Single by Bob Sinclar featuring Pitbull, Dragonfly and Fatman Scoop

from the album Disco Crash
- Released: 19 December 2011
- Recorded: 2011
- Genre: Electro house
- Length: 3:54 (original mix)
- Label: Yellow Productions; Ministry of Sound Australia;
- Songwriters: Christophe Le Friant; Armando Perez; Perla Meneses; Isaac Freeman; Kinda Hamid;
- Producer: Bob Sinclar

Bob Sinclar singles chronology
| "Far L'Amore" (2011) | "Rock the Boat" (2011) | "Fuck with You" (2012) |

Pitbull singles chronology
| "U Know It Ain't Love" (2011) | "Rock the Boat" (2011) | "Name of Love" (2012) |

Fatman Scoop singles chronology
| "Please Don't Break My Heart" (2010) | "Rock the Boat" (2011) | "Recess" (2014) |

Audio sample
- "Rock the Boat"file; help;

Music video
- "Rock the Boat" on YouTube

= Rock the Boat (Bob Sinclar song) =

"Rock the Boat" is a song by French music producer Bob Sinclar featuring Pitbull, Dragonfly, and Fatman Scoop. It was released on 19 December 2011. The single peaked at number 22 on the French charts.

==Music video==
A music video to accompany the release of "Rock the Boat" was first released onto YouTube on January 21, 2012, at a total length of three minutes and eight seconds. Pitbull does not appear on the video.

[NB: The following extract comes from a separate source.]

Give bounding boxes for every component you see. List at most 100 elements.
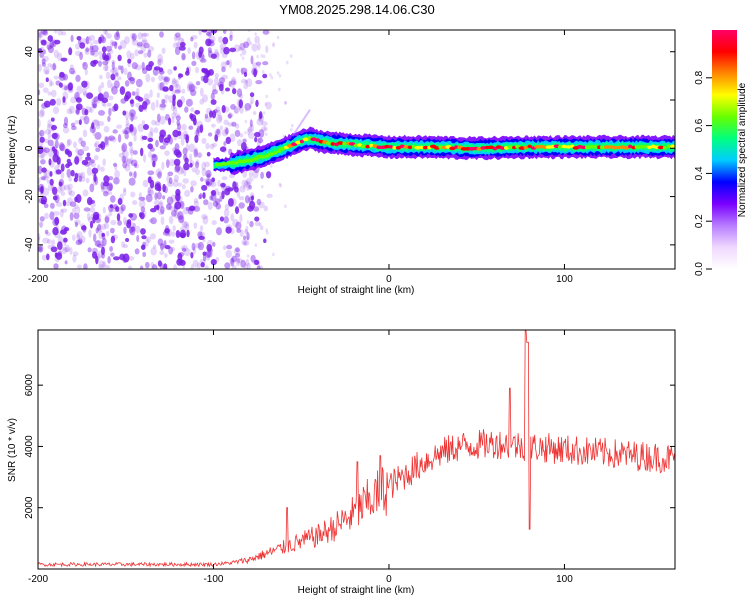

==Formats and track listings==
- Digital download

1. "Rock the Boat" (Original Version) – 3:54
2. "Rock the Boat" (Radio Edit) – 3:08

- 6 track CD single – X Energy Italy – X 12384.12 CDS
3. "Rock the Boat" (Original Radio Edit) – 3:08
4. "Rock the Boat" (Original Club Version) – 5:06
5. "Rock the Boat" (Martin Solveig Remix) – 5:42
6. "Rock the Boat" (Bassjackers & Yellow Claw Remix) – 5:36
7. "Rock the Boat" (Ilan Khan Remix) – 6:19
8. "Rock the Boat" (Cutee B. Remix) – 5:49

==Credits and personnel==
- Bob Sinclar – producer, keyboards, arranger, instrumentation, recording and mixing
- Armando C. Perez – vocals, songwriter
- Dragonfly – vocals
- Christophe Le Friant – songwriter
- Kinnda Kee Hamid – songwriter
- Maurizio Zoffoli – songwriter
- David A. Stewart – songwriter
- Annie Lennox – songwriter

Source:

==Charts==
===Weekly charts===

Chart performance for "Rock the Boat"
| Chart (2011–2012) | Peak position |
|---|---|
| Austria (Ö3 Austria Top 40) | 51 |
| Belgium (Ultratop 50 Wallonia) | 15 |
| Canada (Canadian Hot 100) | 99 |
| Canada CHR/Top 40 (Billboard) | 46 |
| France (SNEP) | 22 |
| Germany (GfK) | 45 |
| Global Dance Tracks (Billboard) | 5 |
| Hungary (Rádiós Top 40) | 34 |
| Italy (FIMI) | 20 |
| Netherlands (Single Top 100) | 96 |
| Romania (Romanian Top 100) | 45 |
| Russia Airplay (TopHit) | 12 |
| Switzerland (Schweizer Hitparade) | 20 |

===Year-end charts===

Year-end chart performance for "Rock the Boat"
| Chart (2012) | Position |
|---|---|
| Italy (FIMI) | 98 |
| Russia Airplay (TopHit) | 148 |

==Certifications==

Certifications for "Rock the Boat"
| Region | Certification | Certified units/sales |
| Italy (FIMI) | Gold | 15,000^{*} |
^{*} Sales figures based on certification alone.